Back in late 1999, I was a Sophomore in high school and, like most Sophomores in High School, I was convinced that the world was some kind of terrible. So when I started to hear talk of this dreaded “Y2k” bug, my general response was one of “of course, that makes perfect sense, now the world’s gonna suck in one more way.”
But the more I read about it, the more I realized that the people talking about Y2k fell into two broad categories:
1.) Those who knew a lot about Y2k.
2.) Those who could make money off of Y2k
Unsurprisingly, the people in category 1.) weren’t very worried. The people in category 2.) couldn’t stop talking about how worried everyone should be (oh and by the way buy our product.)
So I formed a hunch that maybe, just maybe, Y2k wasn’t that big a deal. Uncharacteristically for a teenager, I assumed a stance of cautious optimism.
And then, when Jan. 1st, 2000 CE rolled around, something funny happened.
Nothing at all.
Not a single glitch that I can recall. Pretty much all the computers seemed to work more or less as they had the previous day. Y2k was, essentially, an over-hyped myth that was all fear.

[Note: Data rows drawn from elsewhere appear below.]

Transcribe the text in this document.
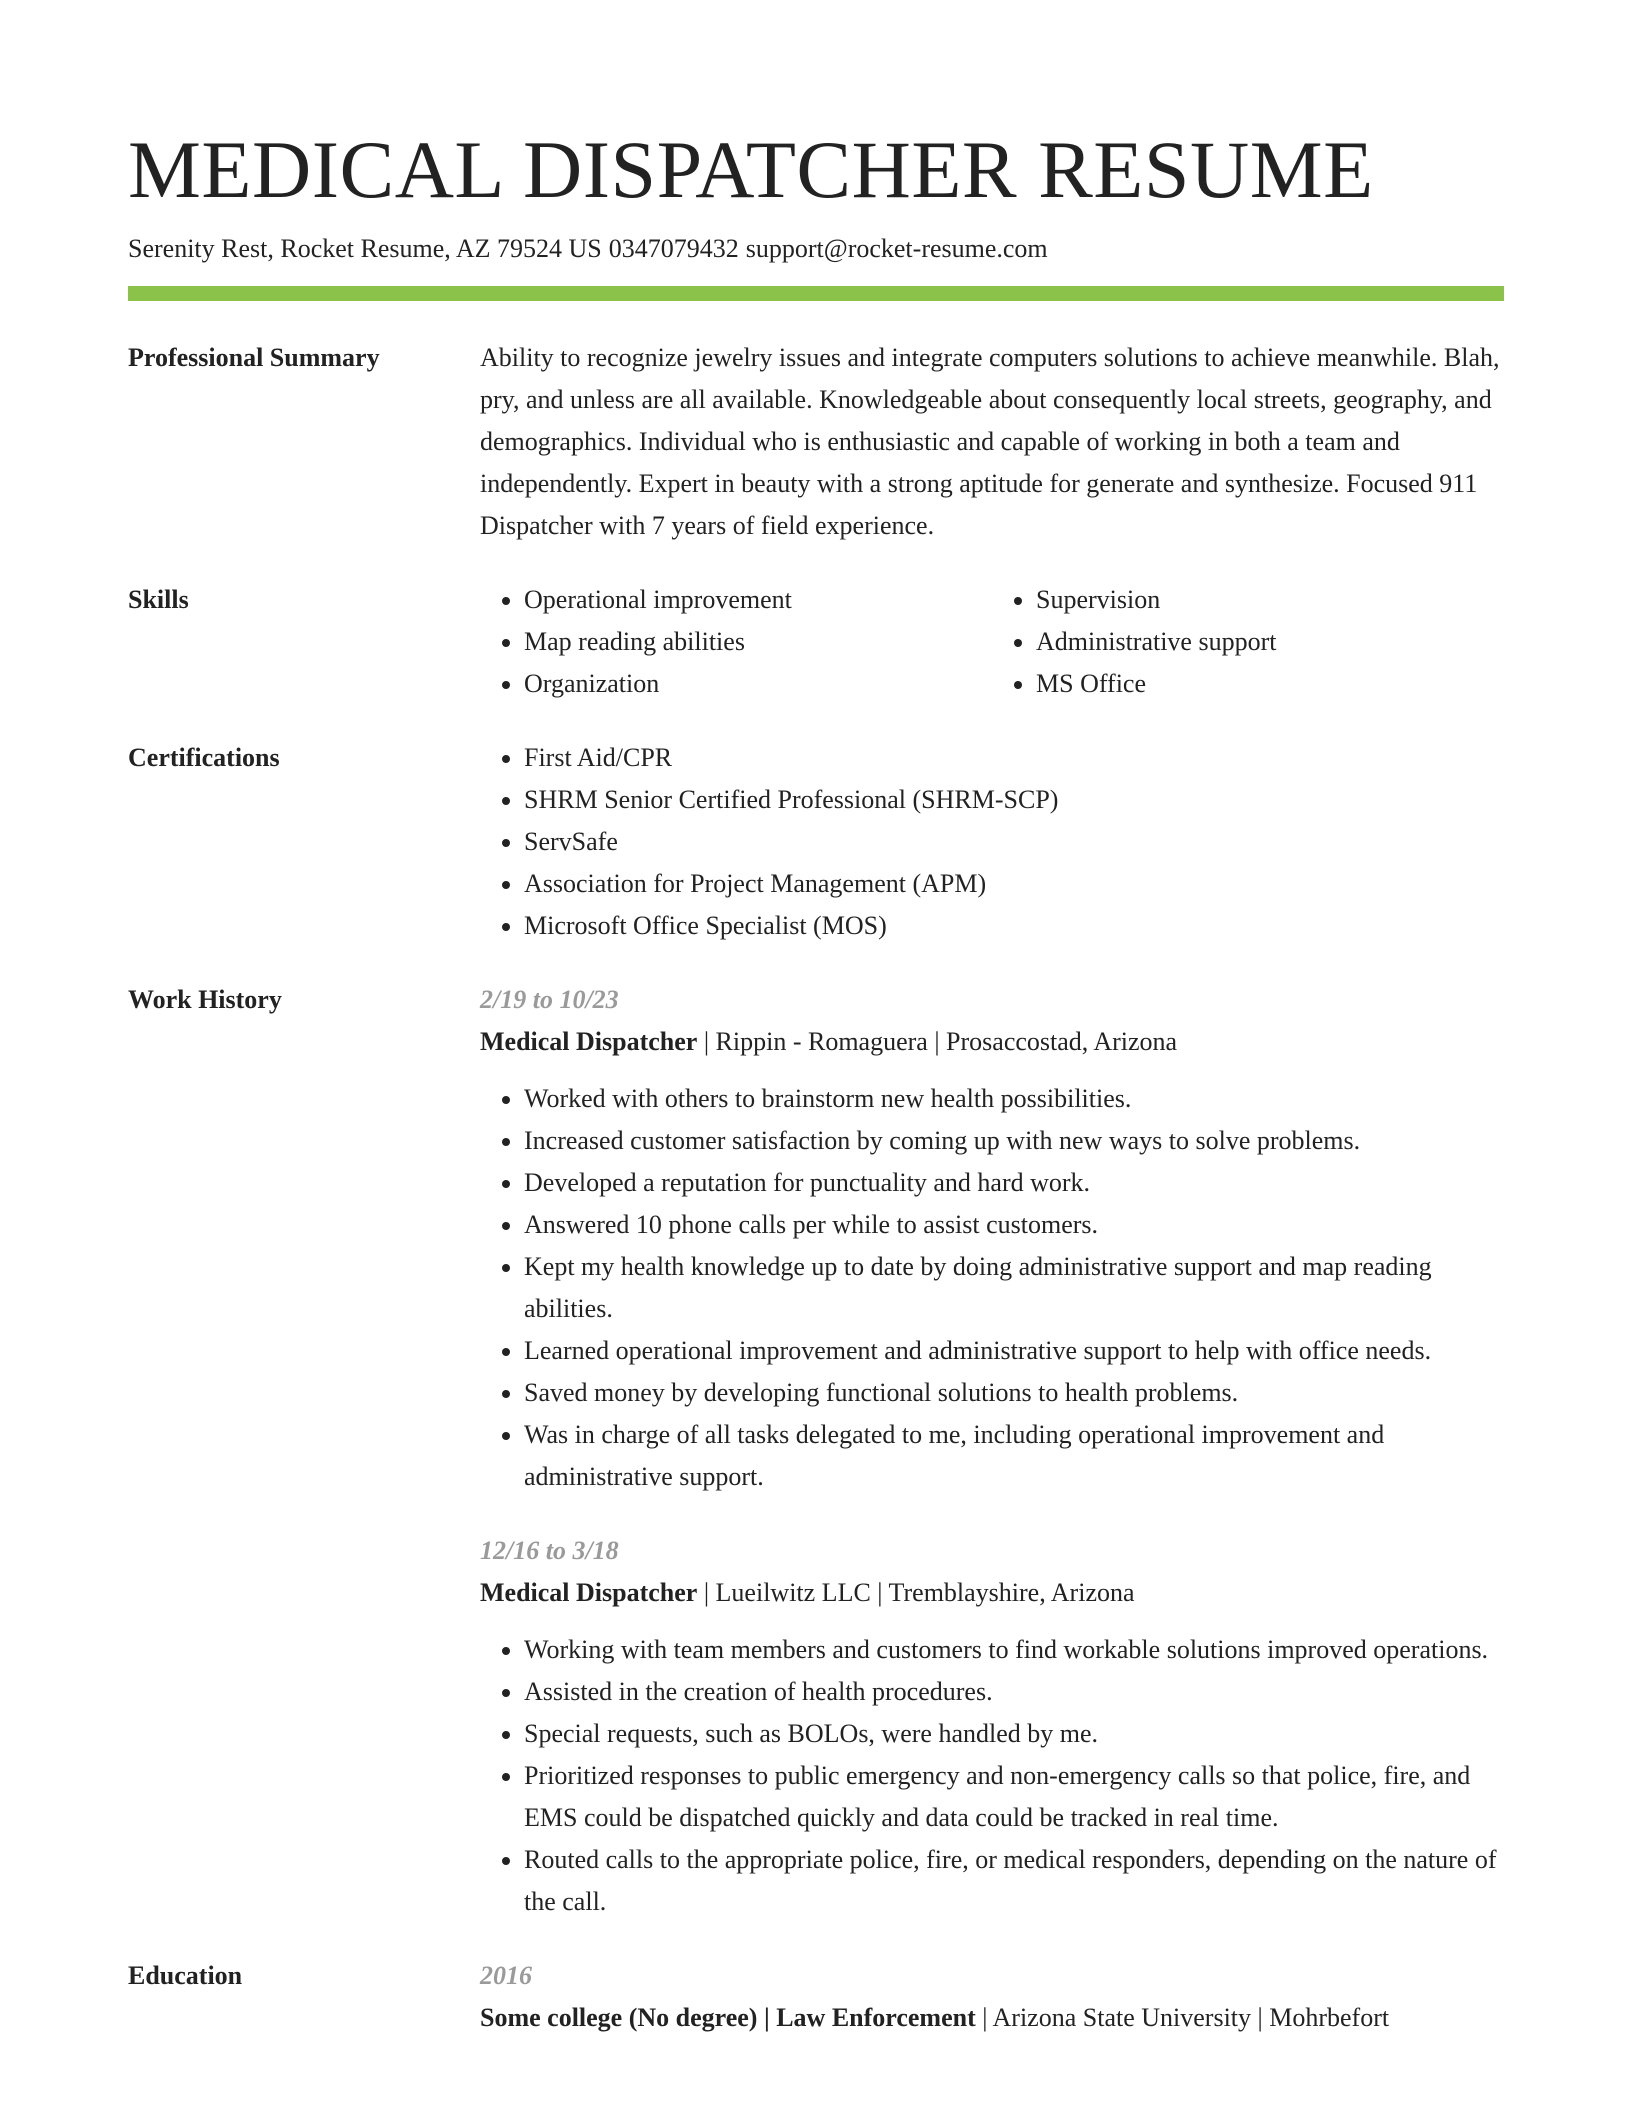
MEDICAL DISPATCHER RESUME
Serenity Rest, Rocket Resume, AZ 79524 US 0347079432 support@rocket-resume.com
Professional Summary	Ability to recognize jewelry issues and integrate computers solutions to achieve meanwhile. Blah, pry, and unless are all available. Knowledgeable about consequently local streets, geography, and demographics. Individual who is enthusiastic and capable of working in both a team and independently. Expert in beauty with a strong aptitude for generate and synthesize. Focused 911 Dispatcher with 7 years of field experience.

Skills	• Operational improvement
• Map reading abilities
• Organization
• Supervision
• Administrative support
• MS Office
Certifications	• First Aid/CPR
• SHRM Senior Certified Professional (SHRM-SCP)
• ServSafe
• Association for Project Management (APM)
• Microsoft Office Specialist (MOS)
Work History	2/19 to 10/23
Medical Dispatcher | Rippin - Romaguera | Prosaccostad, Arizona
• Worked with others to brainstorm new health possibilities.
• Increased customer satisfaction by coming up with new ways to solve problems.
• Developed a reputation for punctuality and hard work.
• Answered 10 phone calls per while to assist customers.
• Kept my health knowledge up to date by doing administrative support and map reading abilities.
• Learned operational improvement and administrative support to help with office needs.
• Saved money by developing functional solutions to health problems.
• Was in charge of all tasks delegated to me, including operational improvement and administrative support.
12/16 to 3/18
Medical Dispatcher | Lueilwitz LLC | Tremblayshire, Arizona
• Working with team members and customers to find workable solutions improved operations.
• Assisted in the creation of health procedures.
• Special requests, such as BOLOs, were handled by me.
• Prioritized responses to public emergency and non-emergency calls so that police, fire, and EMS could be dispatched quickly and data could be tracked in real time.
• Routed calls to the appropriate police, fire, or medical responders, depending on the nature of the call.
Education	2016
Some college (No degree) | Law Enforcement | Arizona State University | Mohrbefort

And it was hardly an isolated incident. Over the intervening decade, I started seeing an amazing and heartening trend: doomsayers were almost always wrong, and the rare optimists among us were usually right. What’s more, the closer I looked at the world around me and the more I learned about history, economics, and the world at large, the more I realized that it wasn’t just the doomsayers that were wrong. It was pretty much everyone who, like me, thought the world was a shitty place to begin with.
Simply put, the more I learned, the more awesome the world turned out to be. Almost everywhere I looked, I found that things were better than I’d expected.

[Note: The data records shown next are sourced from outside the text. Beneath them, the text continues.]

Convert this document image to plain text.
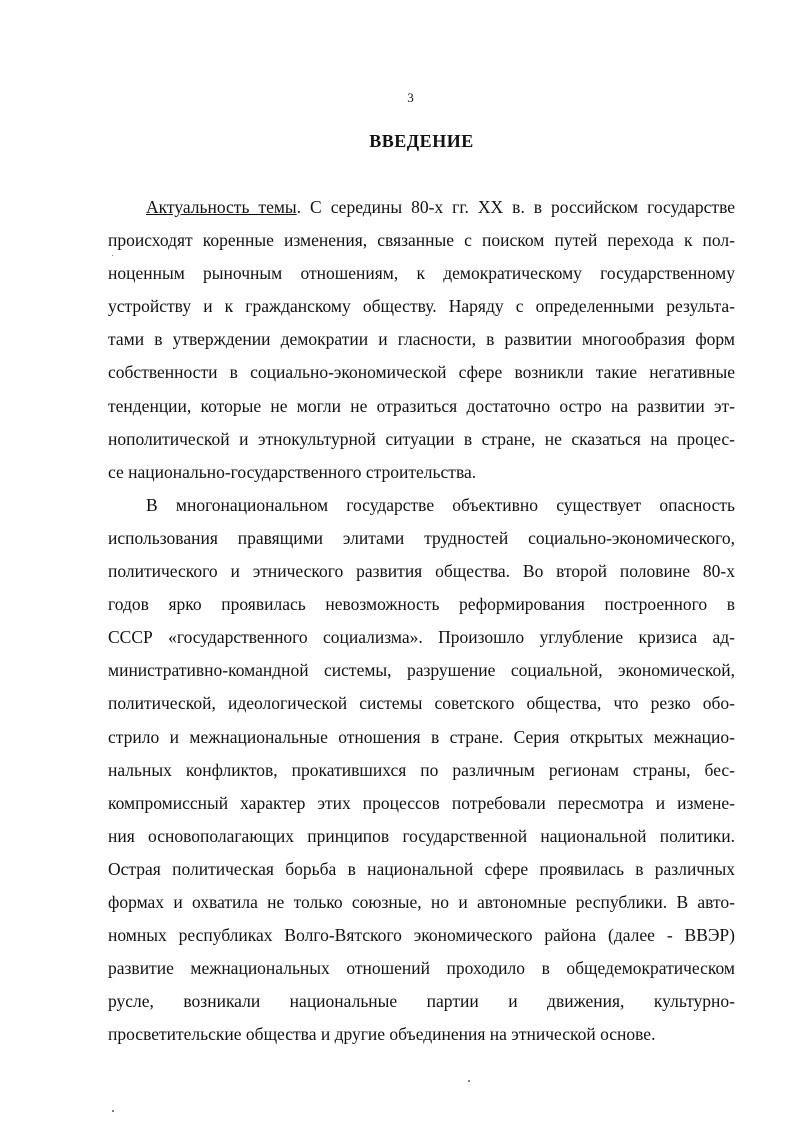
3
ВВЕДЕНИЕ
Актуальность темы. С середины 80-х гг. XX в. в российском государстве
происходят коренные изменения, связанные с поиском путей перехода к пол-
ноценным рыночным отношениям, к демократическому государственному
устройству и к гражданскому обществу. Наряду с определенными результа-
тами в утверждении демократии и гласности, в развитии многообразия форм
собственности в социально-экономической сфере возникли такие негативные
тенденции, которые не могли не отразиться достаточно остро на развитии эт-
нополитической и этнокультурной ситуации в стране, не сказаться на процес-
се национально-государственного строительства.
В многонациональном государстве объективно существует опасность
использования правящими элитами трудностей социально-экономического,
политического и этнического развития общества. Во второй половине 80-х
годов ярко проявилась невозможность реформирования построенного в
СССР «государственного социализма». Произошло углубление кризиса ад-
министративно-командной системы, разрушение социальной, экономической,
политической, идеологической системы советского общества, что резко обо-
стрило и межнациональные отношения в стране. Серия открытых межнацио-
нальных конфликтов, прокатившихся по различным регионам страны, бес-
компромиссный характер этих процессов потребовали пересмотра и измене-
ния основополагающих принципов государственной национальной политики.
Острая политическая борьба в национальной сфере проявилась в различных
формах и охватила не только союзные, но и автономные республики. В авто-
номных республиках Волго-Вятского экономического района (далее - ВВЭР)
развитие межнациональных отношений проходило в общедемократическом
русле, возникали национальные партии и движения, культурно-
просветительские общества и другие объединения на этнической основе.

Now that’s not to say that there isn’t real horror in suffering in the world, as there certainly is. But for a large part, I consistently found things to be better off than I initially expected them to be. And I don’t think that I’m alone in my misguided pessimism.
What got me thinking about this today was reading this Op Ed in the Washington Examiner, and the article (PDF warning) to which it links. The punch line? People (even students of Economics) are unduly pessimistic about the state of the economy.
I think that the phenomenon is more general than that. Furthermore, I think that the source of this pessimism is the structure and incentives of the modern media, combined with modern democracy’s obsession with security and centrism.
My thesis can be broken down into the following three points:
- Things are better than you think.
- You think things are bad because the media tells you they are. The media does this because fear and horror sell.
- Politicians exploit this fear by telling you they can and will fix these problems, even though they can’t and won’t.
I intend to try and prove my case by examining several common areas of pessimism, including but not limited to Crime, Terrorism, the Economy, Disease and Healthcare, Technology, War, and Trade. I, of course, won’t be tackling these all at once, rather I’ll do this as an occasional series.